Why x64 app runs slower than x86 app ?

[Oleg Subachev]

I have played with Parallel Extensions and noticed to my surprise that
executable compiled for x64 runs slower than compiled for x86:

private static double HeavyMath( int I )
{
double D1 = Math.Sqrt( I ) * Math.Pow( I, Math.PI ) * Math.Pow( I, 1 /
Math.E );
double D2 = Math.Sqrt( I ) / Math.Pow( I, Math.PI ) / Math.Pow( I, 1 /
Math.E );
return D1 / D2 + D2 / D1;
}

private static double Sequential( int N )
{
double R = 0;
for ( int I = 1; I <= N; I++ )
{
double D = HeavyMath( I );
R += D;
}
return R;
}

private static object lockThis = new object();

private static double Parallel1( int N )
{
double R = 0;
Parallel.For( 1, N + 1,
I =>
{
double D = HeavyMath( I );
lock ( lockThis )
{
R += D;
}
}
);
return R;
}

private static void CallMethod( Func<int, double> M )
{
Stopwatch SW;
double D;
const int N = 20000000;

SW = Stopwatch.StartNew();
D = M( N );
SW.Stop();
Console.WriteLine( "{0}: {1:F0}", M.Method.Name, D );
Console.WriteLine( "{0}: {1} ms", M.Method.Name,
SW.ElapsedMilliseconds );
}

static void Main( string[] args )
{
CallMethod( Sequential );
CallMethod( Parallel1 );
}

Sequential method takes ~11,2 sec if compiled for x64, but only ~9,8 sec if
compiled for x86.
Parallel1 method takes ~7,1 sec if compiled for x64, but only ~6,7 sec if
compiled for x86.

Environment is VS2008, Vista Ultimate 64-bit, Core 2 Duo 2.40 GHz.

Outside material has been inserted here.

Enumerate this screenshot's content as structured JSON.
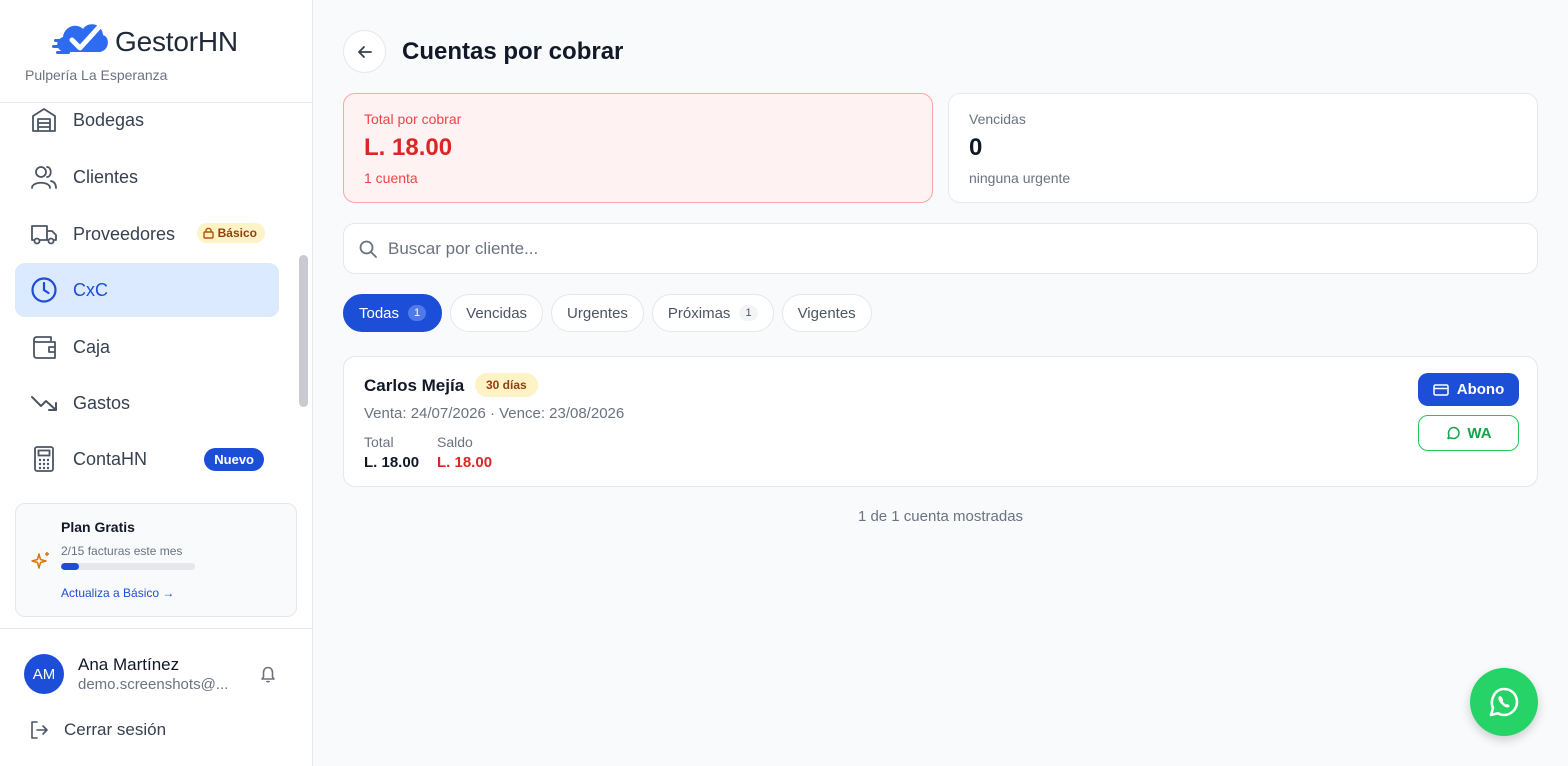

Are such times result from use of double arithmetic ?
Or what else ?

Oleg Subachev

 

[Marc Gravell]

Well, one thing that occurs is that you can never trust the first run
for performance - "fusion", JIT - other things all contribute heavily
the first time through an execution path, and it could be that the
64-bit fusion/JIT is slower (juts a guess).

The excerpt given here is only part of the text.